The rambler’s GPS is intuition, instinct, even whimsy, and he never engages the cruise control. Movement is neither random nor in lockstep. Surrealists and control freaks need not apply. The best essays resemble good jazz solos, compounded of fierce disciple and of-the-moment improvisation. This is where so many essayist since Montaigne have gone wrong, erring in the direction either of lazy chaos or grim didacticism. Take The Rambler #154, published on this date, Sept. 7, in 1751, also a Saturday. For the person who “hopes to become eminent in any other part of knowledge," Johnson writes, “The first task is to search books, the next to contemplate nature.” Note the order of assignment.  More than 250 years ago, Johnson diagnoses our present crop of literati: 

“The mental disease of the present generation, is impatience of study, contempt of the great masters of ancient wisdom, and a disposition to rely wholly upon unassisted genius and natural sagacity. The wits of these happy days have discovered a way to fame, which the dull caution of our laborious ancestors durst never attempt…” 
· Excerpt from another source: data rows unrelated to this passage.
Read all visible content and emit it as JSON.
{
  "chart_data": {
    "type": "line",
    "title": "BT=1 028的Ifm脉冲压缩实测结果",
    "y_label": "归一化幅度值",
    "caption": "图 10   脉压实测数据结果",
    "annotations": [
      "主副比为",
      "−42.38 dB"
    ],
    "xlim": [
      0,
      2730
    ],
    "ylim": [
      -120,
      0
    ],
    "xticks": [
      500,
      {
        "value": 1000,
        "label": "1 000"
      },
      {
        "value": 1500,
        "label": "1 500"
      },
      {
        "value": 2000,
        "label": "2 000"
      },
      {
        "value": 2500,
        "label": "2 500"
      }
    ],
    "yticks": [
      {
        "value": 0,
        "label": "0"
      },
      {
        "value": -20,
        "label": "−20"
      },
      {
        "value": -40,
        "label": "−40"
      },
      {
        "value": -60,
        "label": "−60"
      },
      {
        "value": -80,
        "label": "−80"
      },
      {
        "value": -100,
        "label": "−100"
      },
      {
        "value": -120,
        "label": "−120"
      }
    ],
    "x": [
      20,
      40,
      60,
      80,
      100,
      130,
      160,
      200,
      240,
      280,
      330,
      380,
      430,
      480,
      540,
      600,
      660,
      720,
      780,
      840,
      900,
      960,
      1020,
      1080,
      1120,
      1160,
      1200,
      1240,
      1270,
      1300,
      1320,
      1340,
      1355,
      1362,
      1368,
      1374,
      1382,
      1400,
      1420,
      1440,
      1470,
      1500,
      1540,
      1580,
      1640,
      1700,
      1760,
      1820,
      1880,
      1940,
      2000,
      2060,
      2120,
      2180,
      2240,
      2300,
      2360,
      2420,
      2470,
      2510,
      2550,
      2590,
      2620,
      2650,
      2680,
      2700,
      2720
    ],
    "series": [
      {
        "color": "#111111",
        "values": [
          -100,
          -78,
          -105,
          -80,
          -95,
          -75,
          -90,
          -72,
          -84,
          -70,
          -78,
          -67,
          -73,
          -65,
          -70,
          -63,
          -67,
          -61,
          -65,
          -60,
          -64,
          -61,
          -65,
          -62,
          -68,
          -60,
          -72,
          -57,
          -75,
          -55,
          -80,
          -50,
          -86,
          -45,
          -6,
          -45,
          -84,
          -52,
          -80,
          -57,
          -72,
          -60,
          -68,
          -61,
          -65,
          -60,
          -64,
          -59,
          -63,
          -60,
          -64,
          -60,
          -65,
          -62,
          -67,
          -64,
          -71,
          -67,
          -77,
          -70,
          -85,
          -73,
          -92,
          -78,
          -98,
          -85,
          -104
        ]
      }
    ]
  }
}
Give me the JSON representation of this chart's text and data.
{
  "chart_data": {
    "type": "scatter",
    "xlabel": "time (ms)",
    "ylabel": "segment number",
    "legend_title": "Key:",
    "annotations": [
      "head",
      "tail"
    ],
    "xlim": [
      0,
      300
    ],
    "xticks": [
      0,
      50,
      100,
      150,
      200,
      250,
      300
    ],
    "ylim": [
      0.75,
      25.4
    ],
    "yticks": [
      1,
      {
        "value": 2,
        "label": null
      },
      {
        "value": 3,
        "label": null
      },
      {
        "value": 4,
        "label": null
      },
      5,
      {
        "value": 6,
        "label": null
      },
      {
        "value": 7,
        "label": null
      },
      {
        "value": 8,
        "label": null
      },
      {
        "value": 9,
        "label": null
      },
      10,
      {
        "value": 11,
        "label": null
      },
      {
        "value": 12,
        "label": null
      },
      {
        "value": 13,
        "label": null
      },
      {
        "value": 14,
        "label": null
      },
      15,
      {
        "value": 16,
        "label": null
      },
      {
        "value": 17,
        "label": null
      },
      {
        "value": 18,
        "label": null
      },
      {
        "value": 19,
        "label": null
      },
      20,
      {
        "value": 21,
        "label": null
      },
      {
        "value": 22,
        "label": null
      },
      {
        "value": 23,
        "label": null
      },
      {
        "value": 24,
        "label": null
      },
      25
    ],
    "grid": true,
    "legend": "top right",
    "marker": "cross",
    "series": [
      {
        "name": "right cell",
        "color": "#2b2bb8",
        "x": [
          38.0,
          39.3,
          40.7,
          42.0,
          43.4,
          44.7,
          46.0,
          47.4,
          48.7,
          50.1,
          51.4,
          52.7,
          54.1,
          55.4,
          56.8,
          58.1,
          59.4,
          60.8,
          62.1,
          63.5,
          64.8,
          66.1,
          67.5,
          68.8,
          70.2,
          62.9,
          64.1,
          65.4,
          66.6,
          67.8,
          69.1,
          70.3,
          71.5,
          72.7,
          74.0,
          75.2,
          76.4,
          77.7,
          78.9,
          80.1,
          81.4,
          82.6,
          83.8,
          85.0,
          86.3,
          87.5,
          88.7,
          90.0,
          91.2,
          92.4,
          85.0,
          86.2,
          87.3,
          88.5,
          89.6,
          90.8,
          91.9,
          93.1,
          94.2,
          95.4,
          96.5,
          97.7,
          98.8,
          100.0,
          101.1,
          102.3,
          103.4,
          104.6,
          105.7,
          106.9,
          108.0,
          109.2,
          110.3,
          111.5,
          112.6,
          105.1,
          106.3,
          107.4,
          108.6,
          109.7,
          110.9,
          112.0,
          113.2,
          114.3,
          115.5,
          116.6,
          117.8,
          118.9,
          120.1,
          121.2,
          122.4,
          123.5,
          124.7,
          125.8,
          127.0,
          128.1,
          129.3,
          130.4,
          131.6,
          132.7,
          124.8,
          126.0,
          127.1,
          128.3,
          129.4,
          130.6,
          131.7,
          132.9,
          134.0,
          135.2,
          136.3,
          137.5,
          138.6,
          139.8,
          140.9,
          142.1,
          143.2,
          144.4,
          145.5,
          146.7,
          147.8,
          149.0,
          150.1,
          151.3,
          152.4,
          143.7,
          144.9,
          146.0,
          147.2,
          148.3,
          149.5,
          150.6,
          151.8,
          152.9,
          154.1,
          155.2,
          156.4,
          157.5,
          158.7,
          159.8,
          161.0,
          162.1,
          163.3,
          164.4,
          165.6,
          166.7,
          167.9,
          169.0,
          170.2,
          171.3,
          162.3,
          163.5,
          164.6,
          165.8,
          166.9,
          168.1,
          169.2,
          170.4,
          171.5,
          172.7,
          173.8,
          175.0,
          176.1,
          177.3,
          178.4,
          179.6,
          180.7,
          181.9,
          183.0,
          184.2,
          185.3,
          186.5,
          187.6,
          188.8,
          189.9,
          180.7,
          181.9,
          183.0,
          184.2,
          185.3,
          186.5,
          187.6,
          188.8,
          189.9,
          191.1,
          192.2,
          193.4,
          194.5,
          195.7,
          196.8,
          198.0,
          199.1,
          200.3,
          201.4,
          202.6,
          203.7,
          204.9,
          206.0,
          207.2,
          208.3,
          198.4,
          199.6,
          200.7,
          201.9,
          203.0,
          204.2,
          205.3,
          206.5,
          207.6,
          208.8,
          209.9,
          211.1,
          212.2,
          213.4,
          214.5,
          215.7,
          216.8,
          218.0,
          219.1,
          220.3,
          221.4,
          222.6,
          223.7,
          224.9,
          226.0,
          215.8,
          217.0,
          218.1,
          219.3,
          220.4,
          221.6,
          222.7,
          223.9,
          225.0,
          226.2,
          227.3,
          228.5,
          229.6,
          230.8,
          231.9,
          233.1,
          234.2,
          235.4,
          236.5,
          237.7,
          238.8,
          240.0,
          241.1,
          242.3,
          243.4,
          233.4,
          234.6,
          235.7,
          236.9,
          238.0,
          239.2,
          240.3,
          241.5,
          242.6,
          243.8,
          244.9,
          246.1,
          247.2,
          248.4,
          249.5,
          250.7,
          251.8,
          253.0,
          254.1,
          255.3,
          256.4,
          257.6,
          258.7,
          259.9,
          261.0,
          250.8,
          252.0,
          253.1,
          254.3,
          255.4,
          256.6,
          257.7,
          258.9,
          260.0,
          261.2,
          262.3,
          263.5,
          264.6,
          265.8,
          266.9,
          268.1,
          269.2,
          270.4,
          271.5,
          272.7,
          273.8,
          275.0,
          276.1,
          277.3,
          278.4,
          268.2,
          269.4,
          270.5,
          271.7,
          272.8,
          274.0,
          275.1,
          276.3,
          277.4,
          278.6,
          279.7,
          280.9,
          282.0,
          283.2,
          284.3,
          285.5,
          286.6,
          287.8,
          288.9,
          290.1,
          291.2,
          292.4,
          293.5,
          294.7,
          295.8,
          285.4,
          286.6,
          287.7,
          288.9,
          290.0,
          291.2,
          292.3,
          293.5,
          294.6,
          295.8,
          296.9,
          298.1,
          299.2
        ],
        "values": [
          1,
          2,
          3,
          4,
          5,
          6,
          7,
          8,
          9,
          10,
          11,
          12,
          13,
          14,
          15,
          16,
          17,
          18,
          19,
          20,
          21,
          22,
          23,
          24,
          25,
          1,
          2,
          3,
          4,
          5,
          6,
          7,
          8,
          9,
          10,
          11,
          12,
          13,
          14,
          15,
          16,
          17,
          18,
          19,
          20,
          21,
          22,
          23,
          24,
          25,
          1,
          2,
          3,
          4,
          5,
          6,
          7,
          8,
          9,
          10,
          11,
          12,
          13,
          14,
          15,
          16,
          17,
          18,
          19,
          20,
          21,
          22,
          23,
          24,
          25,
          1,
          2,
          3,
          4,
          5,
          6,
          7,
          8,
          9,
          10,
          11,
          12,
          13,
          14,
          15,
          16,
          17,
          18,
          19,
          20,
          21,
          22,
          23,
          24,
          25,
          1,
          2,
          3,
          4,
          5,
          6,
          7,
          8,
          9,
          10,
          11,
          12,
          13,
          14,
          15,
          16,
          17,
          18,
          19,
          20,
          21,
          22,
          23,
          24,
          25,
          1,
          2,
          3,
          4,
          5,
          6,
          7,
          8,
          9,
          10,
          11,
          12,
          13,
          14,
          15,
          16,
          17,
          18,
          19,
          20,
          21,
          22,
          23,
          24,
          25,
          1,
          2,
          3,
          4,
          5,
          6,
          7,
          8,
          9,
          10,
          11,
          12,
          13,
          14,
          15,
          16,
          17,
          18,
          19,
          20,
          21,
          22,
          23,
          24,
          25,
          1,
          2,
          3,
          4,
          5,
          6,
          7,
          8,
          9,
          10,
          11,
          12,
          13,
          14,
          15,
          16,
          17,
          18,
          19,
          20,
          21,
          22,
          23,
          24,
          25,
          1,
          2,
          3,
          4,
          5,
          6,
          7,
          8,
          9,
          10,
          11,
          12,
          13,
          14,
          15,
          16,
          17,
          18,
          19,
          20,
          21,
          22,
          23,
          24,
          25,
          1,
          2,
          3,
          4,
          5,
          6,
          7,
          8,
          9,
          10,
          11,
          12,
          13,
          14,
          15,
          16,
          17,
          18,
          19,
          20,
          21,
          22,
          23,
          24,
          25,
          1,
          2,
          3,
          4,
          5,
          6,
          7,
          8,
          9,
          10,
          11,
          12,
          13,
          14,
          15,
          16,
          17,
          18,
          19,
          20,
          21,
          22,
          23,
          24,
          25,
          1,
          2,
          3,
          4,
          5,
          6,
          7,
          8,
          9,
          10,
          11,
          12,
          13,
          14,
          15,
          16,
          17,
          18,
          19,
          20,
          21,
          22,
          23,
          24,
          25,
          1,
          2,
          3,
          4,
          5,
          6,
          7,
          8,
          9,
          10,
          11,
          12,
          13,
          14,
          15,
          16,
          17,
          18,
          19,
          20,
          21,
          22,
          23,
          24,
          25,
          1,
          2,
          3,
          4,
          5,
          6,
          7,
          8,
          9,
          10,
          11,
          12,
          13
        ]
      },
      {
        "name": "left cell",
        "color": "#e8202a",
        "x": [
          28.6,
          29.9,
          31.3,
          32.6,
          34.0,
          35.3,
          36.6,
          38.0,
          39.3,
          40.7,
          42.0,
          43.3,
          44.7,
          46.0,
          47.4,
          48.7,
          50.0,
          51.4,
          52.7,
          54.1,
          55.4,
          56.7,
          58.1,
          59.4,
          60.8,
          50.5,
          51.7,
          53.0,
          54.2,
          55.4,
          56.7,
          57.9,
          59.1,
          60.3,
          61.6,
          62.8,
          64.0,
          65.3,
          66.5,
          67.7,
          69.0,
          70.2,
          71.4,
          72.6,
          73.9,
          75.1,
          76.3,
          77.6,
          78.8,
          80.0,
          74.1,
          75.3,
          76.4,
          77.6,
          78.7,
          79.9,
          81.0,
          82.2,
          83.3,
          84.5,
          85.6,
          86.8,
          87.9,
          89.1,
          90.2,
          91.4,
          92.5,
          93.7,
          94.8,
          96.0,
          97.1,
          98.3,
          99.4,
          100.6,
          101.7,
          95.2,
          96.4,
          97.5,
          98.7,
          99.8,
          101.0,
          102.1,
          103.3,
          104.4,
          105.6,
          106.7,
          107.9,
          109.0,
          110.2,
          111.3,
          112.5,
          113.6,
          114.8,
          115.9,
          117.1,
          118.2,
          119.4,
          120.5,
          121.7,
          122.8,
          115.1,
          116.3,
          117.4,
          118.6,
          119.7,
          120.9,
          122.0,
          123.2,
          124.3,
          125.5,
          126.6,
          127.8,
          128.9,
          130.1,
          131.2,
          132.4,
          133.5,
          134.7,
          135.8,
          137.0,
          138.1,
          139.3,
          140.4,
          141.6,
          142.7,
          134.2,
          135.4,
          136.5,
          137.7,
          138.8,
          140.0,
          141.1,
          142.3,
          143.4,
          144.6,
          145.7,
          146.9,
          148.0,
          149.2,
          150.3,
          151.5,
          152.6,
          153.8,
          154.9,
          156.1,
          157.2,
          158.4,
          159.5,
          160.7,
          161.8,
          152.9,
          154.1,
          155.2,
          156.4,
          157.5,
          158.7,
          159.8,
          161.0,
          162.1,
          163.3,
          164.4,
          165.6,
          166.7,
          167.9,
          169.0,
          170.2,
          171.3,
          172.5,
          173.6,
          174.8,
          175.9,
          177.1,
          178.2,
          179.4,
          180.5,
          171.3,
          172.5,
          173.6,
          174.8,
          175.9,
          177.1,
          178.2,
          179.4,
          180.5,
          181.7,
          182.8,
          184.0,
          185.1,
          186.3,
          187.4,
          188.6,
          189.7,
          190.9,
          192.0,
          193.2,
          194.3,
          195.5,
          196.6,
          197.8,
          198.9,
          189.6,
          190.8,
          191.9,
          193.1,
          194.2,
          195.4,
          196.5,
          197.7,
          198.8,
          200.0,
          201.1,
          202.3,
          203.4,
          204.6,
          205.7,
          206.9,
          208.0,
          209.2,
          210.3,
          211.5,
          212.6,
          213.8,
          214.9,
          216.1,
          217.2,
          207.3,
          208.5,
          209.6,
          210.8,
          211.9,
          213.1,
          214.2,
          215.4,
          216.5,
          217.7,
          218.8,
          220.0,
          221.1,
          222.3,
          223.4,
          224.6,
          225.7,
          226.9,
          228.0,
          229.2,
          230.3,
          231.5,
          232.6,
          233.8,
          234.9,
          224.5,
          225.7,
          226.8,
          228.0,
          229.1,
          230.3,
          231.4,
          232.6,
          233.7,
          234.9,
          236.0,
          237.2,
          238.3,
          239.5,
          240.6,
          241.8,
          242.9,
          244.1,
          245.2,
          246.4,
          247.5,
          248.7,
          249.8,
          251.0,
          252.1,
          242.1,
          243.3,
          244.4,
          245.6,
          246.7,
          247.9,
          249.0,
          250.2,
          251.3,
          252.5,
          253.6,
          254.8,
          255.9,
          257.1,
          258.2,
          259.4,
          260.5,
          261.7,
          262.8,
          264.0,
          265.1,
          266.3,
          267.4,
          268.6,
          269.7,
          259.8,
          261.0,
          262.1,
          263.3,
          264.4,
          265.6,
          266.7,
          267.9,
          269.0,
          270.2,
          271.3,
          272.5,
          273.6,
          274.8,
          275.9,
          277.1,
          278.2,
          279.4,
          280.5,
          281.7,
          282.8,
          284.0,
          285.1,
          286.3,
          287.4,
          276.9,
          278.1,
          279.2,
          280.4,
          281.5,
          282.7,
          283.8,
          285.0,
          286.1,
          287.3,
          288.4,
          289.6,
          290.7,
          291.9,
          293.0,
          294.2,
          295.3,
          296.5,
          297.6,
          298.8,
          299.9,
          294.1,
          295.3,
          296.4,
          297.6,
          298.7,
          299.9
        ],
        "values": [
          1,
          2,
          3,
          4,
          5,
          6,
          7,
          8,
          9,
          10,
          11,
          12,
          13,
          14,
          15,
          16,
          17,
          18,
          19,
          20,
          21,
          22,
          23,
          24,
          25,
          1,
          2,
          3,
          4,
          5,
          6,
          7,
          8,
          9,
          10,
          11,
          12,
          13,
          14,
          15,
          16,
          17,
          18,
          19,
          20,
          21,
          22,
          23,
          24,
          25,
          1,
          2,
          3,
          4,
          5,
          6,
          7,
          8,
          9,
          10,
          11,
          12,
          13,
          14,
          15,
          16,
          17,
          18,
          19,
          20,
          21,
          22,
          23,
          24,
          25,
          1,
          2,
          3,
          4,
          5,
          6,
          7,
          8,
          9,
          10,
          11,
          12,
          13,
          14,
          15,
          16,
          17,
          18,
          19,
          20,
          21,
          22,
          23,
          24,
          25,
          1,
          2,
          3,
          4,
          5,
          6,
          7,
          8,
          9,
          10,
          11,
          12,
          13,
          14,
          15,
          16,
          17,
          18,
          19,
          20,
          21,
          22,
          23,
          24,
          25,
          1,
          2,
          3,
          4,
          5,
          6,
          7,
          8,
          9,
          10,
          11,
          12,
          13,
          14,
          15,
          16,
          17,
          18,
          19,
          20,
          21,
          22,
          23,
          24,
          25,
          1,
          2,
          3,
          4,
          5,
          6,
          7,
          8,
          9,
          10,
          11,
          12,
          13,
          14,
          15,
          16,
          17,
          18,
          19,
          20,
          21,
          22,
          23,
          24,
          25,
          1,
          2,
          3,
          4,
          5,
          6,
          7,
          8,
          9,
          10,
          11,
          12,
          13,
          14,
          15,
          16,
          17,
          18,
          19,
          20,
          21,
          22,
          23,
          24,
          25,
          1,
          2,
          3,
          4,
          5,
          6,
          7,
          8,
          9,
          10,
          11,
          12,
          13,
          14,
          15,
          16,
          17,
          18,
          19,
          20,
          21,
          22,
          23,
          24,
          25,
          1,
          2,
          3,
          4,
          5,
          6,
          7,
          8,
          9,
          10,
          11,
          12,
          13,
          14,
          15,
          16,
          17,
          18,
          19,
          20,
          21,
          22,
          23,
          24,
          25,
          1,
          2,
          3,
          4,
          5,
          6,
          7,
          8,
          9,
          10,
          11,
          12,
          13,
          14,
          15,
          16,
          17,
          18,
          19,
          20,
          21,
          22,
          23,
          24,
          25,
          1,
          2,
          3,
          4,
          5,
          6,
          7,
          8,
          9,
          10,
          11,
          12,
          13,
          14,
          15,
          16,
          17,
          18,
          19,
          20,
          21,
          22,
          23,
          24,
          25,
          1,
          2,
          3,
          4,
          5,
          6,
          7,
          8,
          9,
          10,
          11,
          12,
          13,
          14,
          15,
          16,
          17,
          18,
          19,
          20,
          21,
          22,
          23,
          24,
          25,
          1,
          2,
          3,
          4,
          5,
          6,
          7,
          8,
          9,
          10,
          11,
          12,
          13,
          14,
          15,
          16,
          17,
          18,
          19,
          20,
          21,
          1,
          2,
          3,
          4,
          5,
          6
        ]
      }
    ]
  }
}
On Friday I attended a lecture by an electrical engineer who works with the brains of rats. He is a pioneer in the emerging discipline of neuroengineering, and a pleasant, articulate, funny fellow, excellent company. When he asks, “Can we interface with memories?” I worry. His conjectures sometimes echo the creaky plots of Philip K. Dick. In his lecture, he expressed the hope that someday we will able to archive memories as we do books and periodicals. A computer scientist in the audience asked, “Could libraries become repositories for such data as they stop being museums of books?” I had never thought of a library as a museum, a collection of objects for viewing and, occasionally, study. The phrase was revealing. I was surrounded by engineers, though I know better than to erect a hard humanities/science dichotomy. After all, I was seated next to a Russian-born materials scientist with whom I’d been talking about Isaac Babel’s Benya Krik before the lecture. Dr. Johnson, whose essay is a series of strategic zigzags, might have been eavesdropping:  

“He that neglects the culture of ground naturally fertile, is more shamefully culpable, than he whose field would scarcely recompense his husbandry.”